Note that $v_3(3) = 1$ of course. Then, note $j = (n-1)/2$, we have:

$$v_3((2^n+1)(4^{j}-1)) = 2 + v_3 \Big( \frac{n(n-1)}{2} \Big)$$

Now, in the above, note that either $n$ or $n-1$ can be divisible by $3$, but not both, so we can assume without loss of generality that $n-1$ is not divisible be $3$, ie $v_3(n-1) = 0$. Also, since a valuation is logarithmic, the $2$ in the denominator goes away since $v_3(2) = 0$. Thus we have the following:

$$v_3((2^n+1)(4^{j}-1)) = 2+v_3(n)$$

Then we are done.

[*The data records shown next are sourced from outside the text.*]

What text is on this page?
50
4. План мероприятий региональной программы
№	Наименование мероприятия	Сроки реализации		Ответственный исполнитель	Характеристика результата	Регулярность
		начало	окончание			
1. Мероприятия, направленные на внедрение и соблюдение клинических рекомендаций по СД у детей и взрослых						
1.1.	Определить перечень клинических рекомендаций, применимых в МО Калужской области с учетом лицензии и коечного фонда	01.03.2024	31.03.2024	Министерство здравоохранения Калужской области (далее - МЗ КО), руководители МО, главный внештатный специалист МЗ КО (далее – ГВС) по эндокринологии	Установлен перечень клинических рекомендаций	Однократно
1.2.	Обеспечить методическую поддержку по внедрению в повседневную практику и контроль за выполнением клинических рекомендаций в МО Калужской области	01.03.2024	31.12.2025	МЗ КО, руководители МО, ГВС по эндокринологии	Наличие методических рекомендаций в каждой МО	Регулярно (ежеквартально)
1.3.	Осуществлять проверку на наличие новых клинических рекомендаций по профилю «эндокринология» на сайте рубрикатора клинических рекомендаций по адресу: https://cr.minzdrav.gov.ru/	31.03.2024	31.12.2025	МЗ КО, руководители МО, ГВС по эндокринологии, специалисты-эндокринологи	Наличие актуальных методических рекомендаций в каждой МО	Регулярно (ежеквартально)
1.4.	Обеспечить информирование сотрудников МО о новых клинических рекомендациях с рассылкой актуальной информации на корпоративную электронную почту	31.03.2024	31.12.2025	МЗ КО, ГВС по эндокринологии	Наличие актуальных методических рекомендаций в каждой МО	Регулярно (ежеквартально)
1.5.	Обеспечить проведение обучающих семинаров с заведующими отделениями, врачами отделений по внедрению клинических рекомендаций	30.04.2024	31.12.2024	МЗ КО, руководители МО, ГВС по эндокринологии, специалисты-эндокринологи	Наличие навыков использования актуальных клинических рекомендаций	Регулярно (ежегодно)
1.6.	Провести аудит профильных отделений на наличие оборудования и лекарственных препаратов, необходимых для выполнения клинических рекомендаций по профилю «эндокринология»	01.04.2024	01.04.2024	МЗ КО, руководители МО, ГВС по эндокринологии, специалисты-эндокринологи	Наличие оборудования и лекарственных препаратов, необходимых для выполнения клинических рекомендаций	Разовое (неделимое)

Suppose $k$ is given. Then firstly, we have that $3^2 = 9$ will always divide $\binom{2^n}{2}-1$. Now suppose we want $3^k$ to divide it. By the above, we only need to choose $n = 3^{k-2}$ (or any multiple of this).

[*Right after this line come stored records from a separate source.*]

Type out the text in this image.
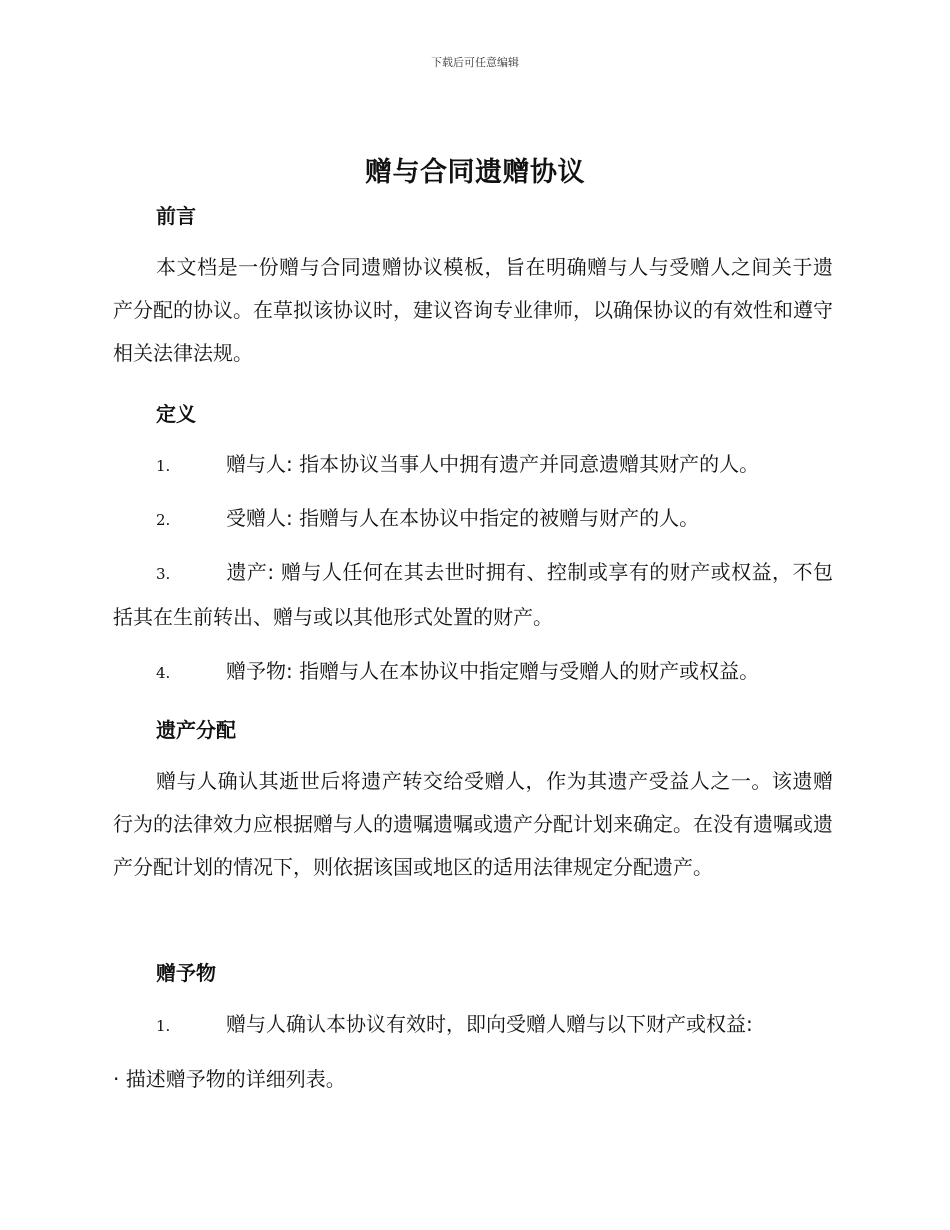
下载后可任意编辑
赠与合同遗赠协议
前言
本文档是一份赠与合同遗赠协议模板，旨在明确赠与人与受赠人之间关于遗产分配的协议。在草拟该协议时，建议咨询专业律师，以确保协议的有效性和遵守相关法律法规。
定义
1.	赠与人: 指本协议当事人中拥有遗产并同意遗赠其财产的人。
2.	受赠人: 指赠与人在本协议中指定的被赠与财产的人。
3.	遗产: 赠与人任何在其去世时拥有、控制或享有的财产或权益，不包括其在生前转出、赠与或以其他形式处置的财产。
4.	赠予物: 指赠与人在本协议中指定赠与受赠人的财产或权益。
遗产分配
赠与人确认其逝世后将遗产转交给受赠人，作为其遗产受益人之一。该遗赠行为的法律效力应根据赠与人的遗嘱遗嘱或遗产分配计划来确定。在没有遗嘱或遗产分配计划的情况下，则依据该国或地区的适用法律规定分配遗产。
赠予物
1.	赠与人确认本协议有效时，即向受赠人赠与以下财产或权益:
· 描述赠予物的详细列表。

Actually ... you can generalize this to the $\binom{k^n}{2}-1$ case, but don't worry I will spare you the details.

Answer 2

Most probably yes, because:

$$\binom{2^n}{2}-1=\frac{2^n(2^n-1)}{2}-1=2^{n-1}(2^n-1)-1=$$ $$=2^{n-1}(2^n+1 - 2)-1 = 2^{n-1}(2^n+1) - 2^n-1=(2^n+1)(2^{n-1}-1)=$$ $$=3q(2^{n-1}-1)$$ Additionally: $$2 \equiv -1 \pmod{3}$$ $$2^n \equiv (-1)^n \pmod{3}$$ $$2^n + 1 \equiv (-1)^n +1 \pmod{3}$$ So $n$ is odd, further leading to $$2^{n-1}-1=\left(2^{\frac{n-1}{2}}-1\right)\left(2^{\frac{n-1}{2}}+1\right)$$

Answer 3

First of all, we have to show that $\frac{2^n+1}{3}$ is a factor of $$\binom{2^n}{2}-1=\frac{2^n(2^n-1)}{2}-1=\frac{2^{2n}-2^n-2}{2}$$

To show this, we consider

$$(2^n+1)^2-3(2^n+1)=2^{2n}+2\cdot 2^n+1-3\cdot2^n-3=2^{2n}-2^n-2$$

So, $\binom{2^n}{2}-1$ is divisble by $2^n+1$ and therefore by $\frac{2^n+1}{3}$.

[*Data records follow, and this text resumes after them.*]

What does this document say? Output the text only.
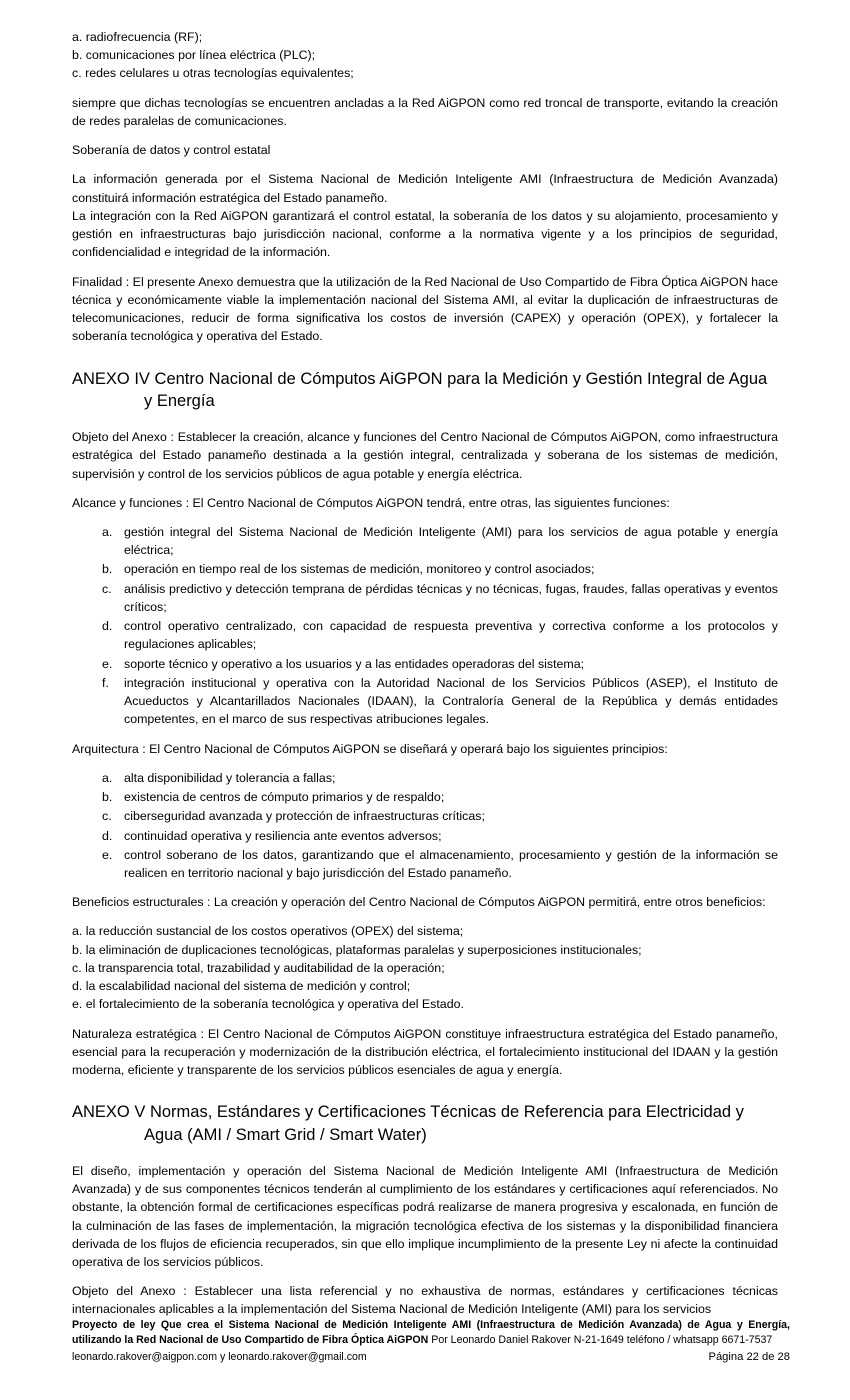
a. radiofrecuencia (RF);
b. comunicaciones por línea eléctrica (PLC);
c. redes celulares u otras tecnologías equivalentes;

siempre que dichas tecnologías se encuentren ancladas a la Red AiGPON como red troncal de transporte, evitando la creación de redes paralelas de comunicaciones.

Soberanía de datos y control estatal

La información generada por el Sistema Nacional de Medición Inteligente AMI (Infraestructura de Medición Avanzada) constituirá información estratégica del Estado panameño.

La integración con la Red AiGPON garantizará el control estatal, la soberanía de los datos y su alojamiento, procesamiento y gestión en infraestructuras bajo jurisdicción nacional, conforme a la normativa vigente y a los principios de seguridad, confidencialidad e integridad de la información.

Finalidad : El presente Anexo demuestra que la utilización de la Red Nacional de Uso Compartido de Fibra Óptica AiGPON hace técnica y económicamente viable la implementación nacional del Sistema AMI, al evitar la duplicación de infraestructuras de telecomunicaciones, reducir de forma significativa los costos de inversión (CAPEX) y operación (OPEX), y fortalecer la soberanía tecnológica y operativa del Estado.

ANEXO IV Centro Nacional de Cómputos AiGPON para la Medición y Gestión Integral de Agua
y Energía

Objeto del Anexo : Establecer la creación, alcance y funciones del Centro Nacional de Cómputos AiGPON, como infraestructura estratégica del Estado panameño destinada a la gestión integral, centralizada y soberana de los sistemas de medición, supervisión y control de los servicios públicos de agua potable y energía eléctrica.

Alcance y funciones : El Centro Nacional de Cómputos AiGPON tendrá, entre otras, las siguientes funciones:

a. gestión integral del Sistema Nacional de Medición Inteligente (AMI) para los servicios de agua potable y energía eléctrica;
b. operación en tiempo real de los sistemas de medición, monitoreo y control asociados;
c. análisis predictivo y detección temprana de pérdidas técnicas y no técnicas, fugas, fraudes, fallas operativas y eventos críticos;
d. control operativo centralizado, con capacidad de respuesta preventiva y correctiva conforme a los protocolos y regulaciones aplicables;
e. soporte técnico y operativo a los usuarios y a las entidades operadoras del sistema;
f.	integración institucional y operativa con la Autoridad Nacional de los Servicios Públicos (ASEP), el Instituto de Acueductos y Alcantarillados Nacionales (IDAAN), la Contraloría General de la República y demás entidades competentes, en el marco de sus respectivas atribuciones legales.

Arquitectura : El Centro Nacional de Cómputos AiGPON se diseñará y operará bajo los siguientes principios:

a. alta disponibilidad y tolerancia a fallas;
b. existencia de centros de cómputo primarios y de respaldo;
c. ciberseguridad avanzada y protección de infraestructuras críticas;
d. continuidad operativa y resiliencia ante eventos adversos;
e. control soberano de los datos, garantizando que el almacenamiento, procesamiento y gestión de la información se realicen en territorio nacional y bajo jurisdicción del Estado panameño.

Beneficios estructurales : La creación y operación del Centro Nacional de Cómputos AiGPON permitirá, entre otros beneficios:

a. la reducción sustancial de los costos operativos (OPEX) del sistema;
b. la eliminación de duplicaciones tecnológicas, plataformas paralelas y superposiciones institucionales;
c. la transparencia total, trazabilidad y auditabilidad de la operación;
d. la escalabilidad nacional del sistema de medición y control;
e. el fortalecimiento de la soberanía tecnológica y operativa del Estado.

Naturaleza estratégica : El Centro Nacional de Cómputos AiGPON constituye infraestructura estratégica del Estado panameño, esencial para la recuperación y modernización de la distribución eléctrica, el fortalecimiento institucional del IDAAN y la gestión moderna, eficiente y transparente de los servicios públicos esenciales de agua y energía.

ANEXO V Normas, Estándares y Certificaciones Técnicas de Referencia para Electricidad y
Agua (AMI / Smart Grid / Smart Water)

El diseño, implementación y operación del Sistema Nacional de Medición Inteligente AMI (Infraestructura de Medición Avanzada) y de sus componentes técnicos tenderán al cumplimiento de los estándares y certificaciones aquí referenciados. No obstante, la obtención formal de certificaciones específicas podrá realizarse de manera progresiva y escalonada, en función de la culminación de las fases de implementación, la migración tecnológica efectiva de los sistemas y la disponibilidad financiera derivada de los flujos de eficiencia recuperados, sin que ello implique incumplimiento de la presente Ley ni afecte la continuidad operativa de los servicios públicos.

Objeto del Anexo : Establecer una lista referencial y no exhaustiva de normas, estándares y certificaciones técnicas internacionales aplicables a la implementación del Sistema Nacional de Medición Inteligente (AMI) para los servicios

Proyecto de ley Que crea el Sistema Nacional de Medición Inteligente AMI (Infraestructura de Medición Avanzada) de Agua y Energía, utilizando la Red Nacional de Uso Compartido de Fibra Óptica AiGPON Por Leonardo Daniel Rakover N-21-1649 teléfono / whatsapp 6671-7537
leonardo.rakover@aigpon.com y leonardo.rakover@gmail.com	Página 22 de 28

But $(\frac{2^n+1}{3})^2>\frac{2^{2n}+2^n+1}{9}$

Since $9$ is a factor of $\binom{2^n}{2}-1$ for odd $n$ (and $n$ must be odd, otherwise $\frac{2^n+1}{3}$ is not an integer) , there cannot be a larger prime factor $p$ because we would have $$3^2\cdot \frac{2^n+1}{3}\cdot p>2^{2n}+2^n+1>\frac{2^{2n}-2^n-2}{2}$$

To show that $9$ is a factor of $2^{2n}-2^n-2$ (for odd n), which implies that $9$ is a factor of $\binom{2^n}{2}-1$ , we consider that $2^n\equiv 2,5 \ or\ 8\mod 9$. In any case we get $2^{2n}-2^n\equiv 2\mod 9$.